735 ILCS 5/13-204(b). At first blush, the answer seems simple: a party has two years from the time it is sued to bring an action for contribution or indemnity against its former attorney. In reality, the answer is not so simple.
Illinois law provides a statute of limitations to actions specifically against attorneys. The statute provides:
An action for damages based on tort, contract, or otherwise (i) against an attorney arising out of an act or omission in the performance of professional services . . . must be commenced within 2 years from the time the person bringing the action knew or reasonably should have known of the injury for which damages are sought.
735 ILCS 5/13-214.3(b). In the scenario outlined above, it appears that the party being sued would be precluded from filing an action for indemnity or contribution against its former attorney because the act or omission of the attorney occurred at the time of the transaction – meaning the party could only sue its former attorney for the 2 years immediately following the attorney’s representation in the transaction in question. This outcome is seriously prejudicial to clients, especially clients represented by attorneys for transactional-type services, in which the inaccurate advice of the attorney may not be discovered for several years after the transaction took place.
Luckily – for clients at least – the law is actually not as harsh at it seems. The key is the language at the end of the statute applicable to attorneys: “from the time the person bringing the action knew or reasonably should have known of the injury for which damages are sought.” “For the purposes of a legal malpractice action, a client is not considered to be injured unless and until he has suffered a loss for which he may seek monetary damages.” Blue Water Partners, Inc. v.
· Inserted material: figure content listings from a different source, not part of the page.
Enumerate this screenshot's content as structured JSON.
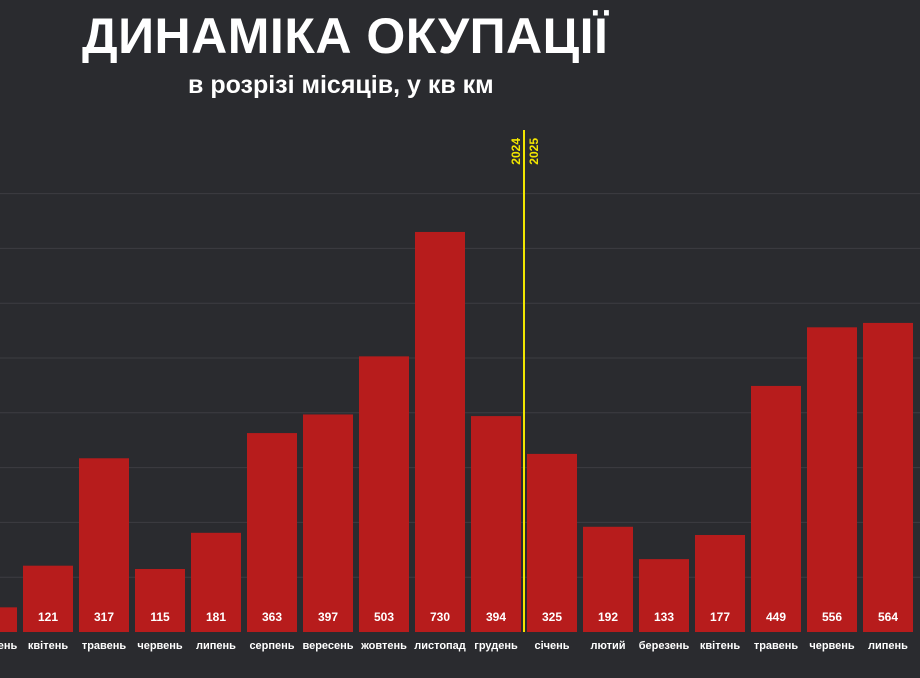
{
  "colors": {
    "background": "#2a2b2f",
    "bar": "#b71c1c",
    "gridline": "#3c3d42",
    "divider": "#f2e600",
    "text": "#ffffff"
  },
  "chart_data": {
    "type": "bar",
    "title": "ДИНАМІКА ОКУПАЦІЇ",
    "subtitle": "в розрізі місяців, у кв км",
    "xlabel": "",
    "ylabel": "",
    "ylim": [
      0,
      800
    ],
    "grid": true,
    "legend": "none",
    "categories": [
      "березень",
      "квітень",
      "травень",
      "червень",
      "липень",
      "серпень",
      "вересень",
      "жовтень",
      "листопад",
      "грудень",
      "січень",
      "лютий",
      "березень",
      "квітень",
      "травень",
      "червень",
      "липень"
    ],
    "values": [
      45,
      121,
      317,
      115,
      181,
      363,
      397,
      503,
      730,
      394,
      325,
      192,
      133,
      177,
      449,
      556,
      564
    ],
    "value_labels": [
      "",
      "121",
      "317",
      "115",
      "181",
      "363",
      "397",
      "503",
      "730",
      "394",
      "325",
      "192",
      "133",
      "177",
      "449",
      "556",
      "564"
    ],
    "year_divider": {
      "after_category_index": 9,
      "left_label": "2024",
      "right_label": "2025"
    }
  }
}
Edwin D. Mason, Foley and Lardner, 2012 IL App (1st) 102165, ¶ 49. Therefore, the statute of limitations for a party to sue its former attorney does not commence unless or until the party suffers a loss in which it can seek monetary damages (e.g. a judgment).
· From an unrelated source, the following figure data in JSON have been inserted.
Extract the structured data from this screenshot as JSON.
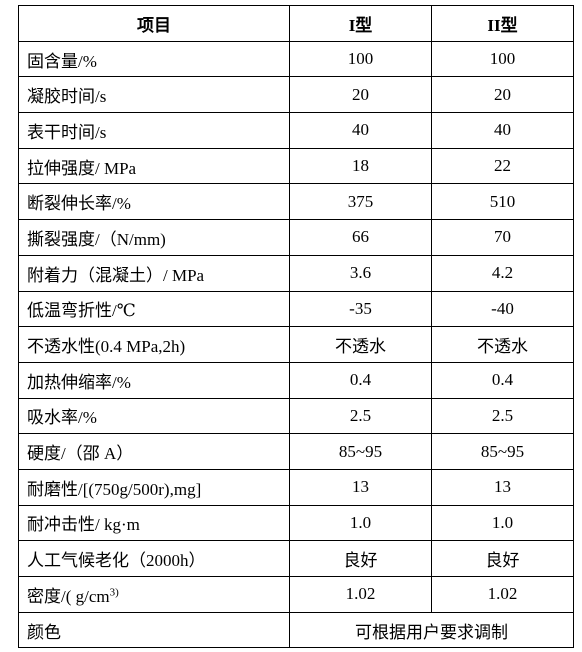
{
  "table": {
    "header": [
      "项目",
      "I型",
      "II型"
    ],
    "rows": [
      [
        "固含量/%",
        "100",
        "100"
      ],
      [
        "凝胶时间/s",
        "20",
        "20"
      ],
      [
        "表干时间/s",
        "40",
        "40"
      ],
      [
        "拉伸强度/ MPa",
        "18",
        "22"
      ],
      [
        "断裂伸长率/%",
        "375",
        "510"
      ],
      [
        "撕裂强度/（N/mm)",
        "66",
        "70"
      ],
      [
        "附着力（混凝土）/ MPa",
        "3.6",
        "4.2"
      ],
      [
        "低温弯折性/℃",
        "-35",
        "-40"
      ],
      [
        "不透水性(0.4 MPa,2h)",
        "不透水",
        "不透水"
      ],
      [
        "加热伸缩率/%",
        "0.4",
        "0.4"
      ],
      [
        "吸水率/%",
        "2.5",
        "2.5"
      ],
      [
        "硬度/（邵 A）",
        "85~95",
        "85~95"
      ],
      [
        "耐磨性/[(750g/500r),mg]",
        "13",
        "13"
      ],
      [
        "耐冲击性/ kg·m",
        "1.0",
        "1.0"
      ],
      [
        "人工气候老化（2000h）",
        "良好",
        "良好"
      ],
      [
        {
          "text": "密度/( g/cm",
          "sup": "3)"
        },
        "1.02",
        "1.02"
      ],
      [
        "颜色",
        "可根据用户要求调制"
      ]
    ]
  }
}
Arguably, a party suffers damages when it begins incurring attorney’s fees to defend the action allegedly caused by the former attorney. However, “incurring of additional attorney fees may trigger the running of the statute of limitations for legal malpractice purposes, but only where it is clear, at the time the additional fees are incurred, that the fees are directly attributable to former counsel’s neglect.” Lucey v. Law Offices of Pretzel & Stouffer, Chartered, 301 Ill. App. 3d 349, 355 (1st Dist. 1998). Exceptions to the rule are always possible, but will depend on the unique facts and circumstances of each case.
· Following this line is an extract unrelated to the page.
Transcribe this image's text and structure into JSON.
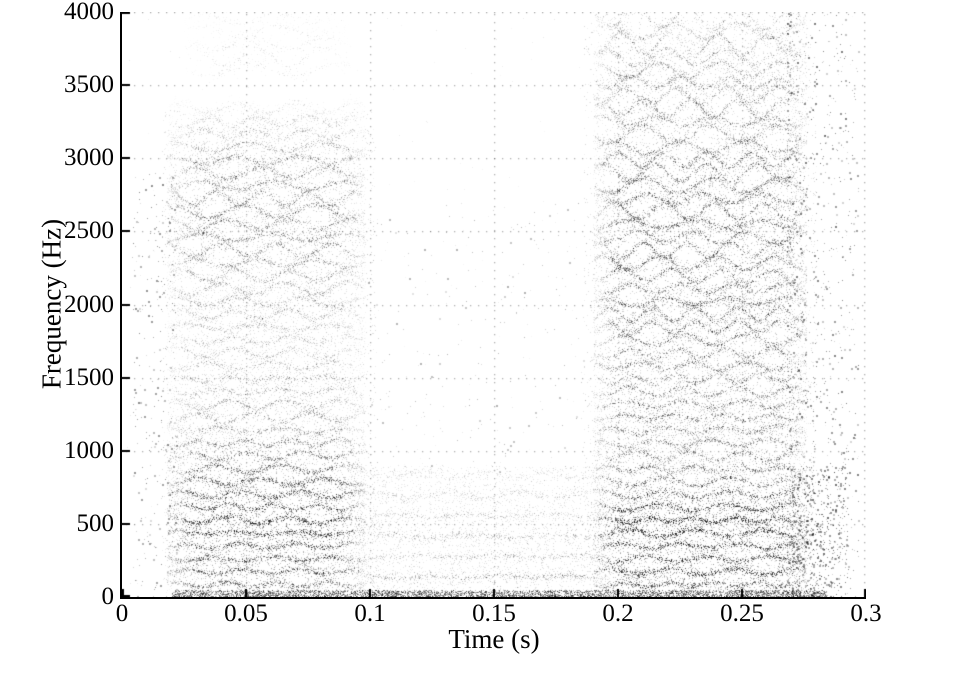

Despite the requirement that a party suffer a loss prior to the statute of limitations for an action against its attorney commencing, a party does not have an endless amount of time to bring an action against its former attorney. The statute pertaining to actions specifically against attorneys includes the following limiting language:
An action . . . may not be commenced in any event more than 6 years after the date on which the act or omission occurred.
735 ILCS 5/13-214.3(c). Therefore, a party may only sue its attorney for an act or omission in the performance of professional services for 6 years following the act or omission. Even though the statute limiting actions against attorneys appears – at first – to unfairly limit client actions against former attorneys to 2 years after an attorneys act or omission, it is actually somewhat forgiving and allows clients who find themselves in a lawsuit as a result a former attorneys inaccurate advice at least some time to bring an action based on theories of indemnity or contribution against the former attorney who is actually responsible. Again, if you do find yourself in situation such as the one describe above, the best advice is to always contact a qualified attorney as soon as possible.